Dienstag, 29. Juli 2008

Smoerum Classic 100km

Wieder ein 100 er an diesem Wochenende. Ein Bericht und viele Bilder folgen noch. Hier schon mal Bilder von der Homepage der Veranstaltung.

und hier ein Zombiwandervideo...

Jetzt dann auch alle Bilder vom Marsch. For all the pictures of smorum Classic click

here

So, wie 62 km in Dänemark so ablaufen habe ich ja nun schon beim Gendarmenweg des öfteren erlebt. Mein neunter 100er sollte ein dänischer hunderter in der Nähe von Kopenhagen sein. Smoerum Classic. Mein erster Hunderter der am Morgen startet und in der Nacht endet.
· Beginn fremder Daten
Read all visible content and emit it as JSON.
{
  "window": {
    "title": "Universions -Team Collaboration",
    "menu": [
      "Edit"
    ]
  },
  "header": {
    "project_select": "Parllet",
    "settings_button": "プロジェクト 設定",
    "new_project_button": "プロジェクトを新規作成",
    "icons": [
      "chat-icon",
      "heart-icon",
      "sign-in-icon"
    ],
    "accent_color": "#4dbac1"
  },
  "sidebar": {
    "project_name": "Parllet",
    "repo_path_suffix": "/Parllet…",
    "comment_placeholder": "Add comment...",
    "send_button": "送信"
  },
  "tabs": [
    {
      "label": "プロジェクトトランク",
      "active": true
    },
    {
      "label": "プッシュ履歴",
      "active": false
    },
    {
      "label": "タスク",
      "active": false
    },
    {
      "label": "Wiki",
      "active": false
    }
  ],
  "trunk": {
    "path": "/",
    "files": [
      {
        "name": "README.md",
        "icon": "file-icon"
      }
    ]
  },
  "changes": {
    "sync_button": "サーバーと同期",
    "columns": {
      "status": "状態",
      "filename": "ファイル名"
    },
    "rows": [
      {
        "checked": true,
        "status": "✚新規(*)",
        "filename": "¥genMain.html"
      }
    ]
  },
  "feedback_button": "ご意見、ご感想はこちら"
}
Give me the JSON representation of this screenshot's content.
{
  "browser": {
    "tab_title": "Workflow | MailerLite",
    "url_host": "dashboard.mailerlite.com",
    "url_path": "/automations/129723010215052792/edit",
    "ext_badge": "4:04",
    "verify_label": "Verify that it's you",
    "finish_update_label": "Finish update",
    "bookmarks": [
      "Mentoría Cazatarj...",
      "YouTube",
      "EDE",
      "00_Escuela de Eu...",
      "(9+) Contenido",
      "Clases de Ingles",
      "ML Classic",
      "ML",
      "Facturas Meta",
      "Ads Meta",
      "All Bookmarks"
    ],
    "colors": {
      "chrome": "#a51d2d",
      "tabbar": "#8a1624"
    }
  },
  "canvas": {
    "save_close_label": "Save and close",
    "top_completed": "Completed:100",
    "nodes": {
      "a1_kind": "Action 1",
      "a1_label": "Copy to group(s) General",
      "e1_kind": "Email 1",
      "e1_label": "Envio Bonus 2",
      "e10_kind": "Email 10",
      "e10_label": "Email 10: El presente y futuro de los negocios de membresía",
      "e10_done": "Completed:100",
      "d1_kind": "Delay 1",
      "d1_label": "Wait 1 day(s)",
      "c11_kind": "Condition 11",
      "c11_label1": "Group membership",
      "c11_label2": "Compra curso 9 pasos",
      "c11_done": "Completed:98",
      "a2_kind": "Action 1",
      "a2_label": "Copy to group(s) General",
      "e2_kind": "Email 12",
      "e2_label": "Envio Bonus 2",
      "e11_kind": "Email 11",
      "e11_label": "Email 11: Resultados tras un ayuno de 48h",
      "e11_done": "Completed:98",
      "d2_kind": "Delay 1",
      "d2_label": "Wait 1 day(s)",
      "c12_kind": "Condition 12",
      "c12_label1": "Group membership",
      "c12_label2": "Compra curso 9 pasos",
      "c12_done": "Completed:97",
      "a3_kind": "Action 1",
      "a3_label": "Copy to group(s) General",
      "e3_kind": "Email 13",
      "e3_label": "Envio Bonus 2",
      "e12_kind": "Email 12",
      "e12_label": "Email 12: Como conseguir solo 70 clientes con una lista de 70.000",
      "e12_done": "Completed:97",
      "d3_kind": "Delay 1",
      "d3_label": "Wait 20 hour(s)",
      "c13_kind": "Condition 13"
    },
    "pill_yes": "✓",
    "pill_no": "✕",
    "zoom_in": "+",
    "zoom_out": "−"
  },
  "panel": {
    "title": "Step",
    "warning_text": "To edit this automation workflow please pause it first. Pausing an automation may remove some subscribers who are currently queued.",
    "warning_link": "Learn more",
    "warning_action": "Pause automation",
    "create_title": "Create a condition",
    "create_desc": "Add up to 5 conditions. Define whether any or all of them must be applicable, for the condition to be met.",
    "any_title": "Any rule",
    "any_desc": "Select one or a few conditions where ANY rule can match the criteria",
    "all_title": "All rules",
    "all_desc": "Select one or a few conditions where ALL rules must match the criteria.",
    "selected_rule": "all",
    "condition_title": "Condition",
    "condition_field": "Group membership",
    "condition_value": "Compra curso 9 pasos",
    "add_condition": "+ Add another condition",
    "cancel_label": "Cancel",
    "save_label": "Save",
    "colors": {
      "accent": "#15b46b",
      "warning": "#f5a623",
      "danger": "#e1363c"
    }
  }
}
Wie geht nun so ein "smorum Classic?"
Man setzt sich in den Zug nach Kopenhagen. Dann mit dem Vorortzug und dann mit dem Bus bis zu einer Schule am Rande einer Vorstadt. Dort angekommen wird man freundlich begrüßt. Man sucht sich einen Schlafplatz in einem Klassenraum checkt ein, bezahlt 35 Euro für Startgebühr, zwei Übernachtungen, zwei Mal Frühstück Mittagessen und Abendessen all inclusive. Bier kostet Extra der halbe Liter vom Fass ca. 2 Euro.

Überall dänische Wanderprofis mit tollen T-shirts auf denen möglichst hohe Zahlen wie 100 x 100km 200X100km 300 X100km oder 562X 100km steht. Manchmal steht auch nur was von 300km oder 190 km oder 24 h drauf. Das war dann in der Woche oder am Stück. Na gut, meine Totenkopfshirt von der Dodentocht habe ich auch dabei, ziehe ich das halt zum Abendessen an.

Nach Abendessen und drei großen Bechern Bier geht es auf die Luftmatratze. Um 20 vor 5 wird am Samstag geweckt. Es gibt vor dem Marsch noch ein Frühstück und dann die Einweisung von Conni. Die erzählt allerhand auf dänisch und hält Absprerrbänder und Reflektoren hoch...Aha, wird wohl die Streckenmarkierung sein. Am Ende schmeißt sie ihren Plastikponscho mit Schwund auf den Boden, was wohl so viel heißt wie: Heute regnet es nicht, es wird heiß.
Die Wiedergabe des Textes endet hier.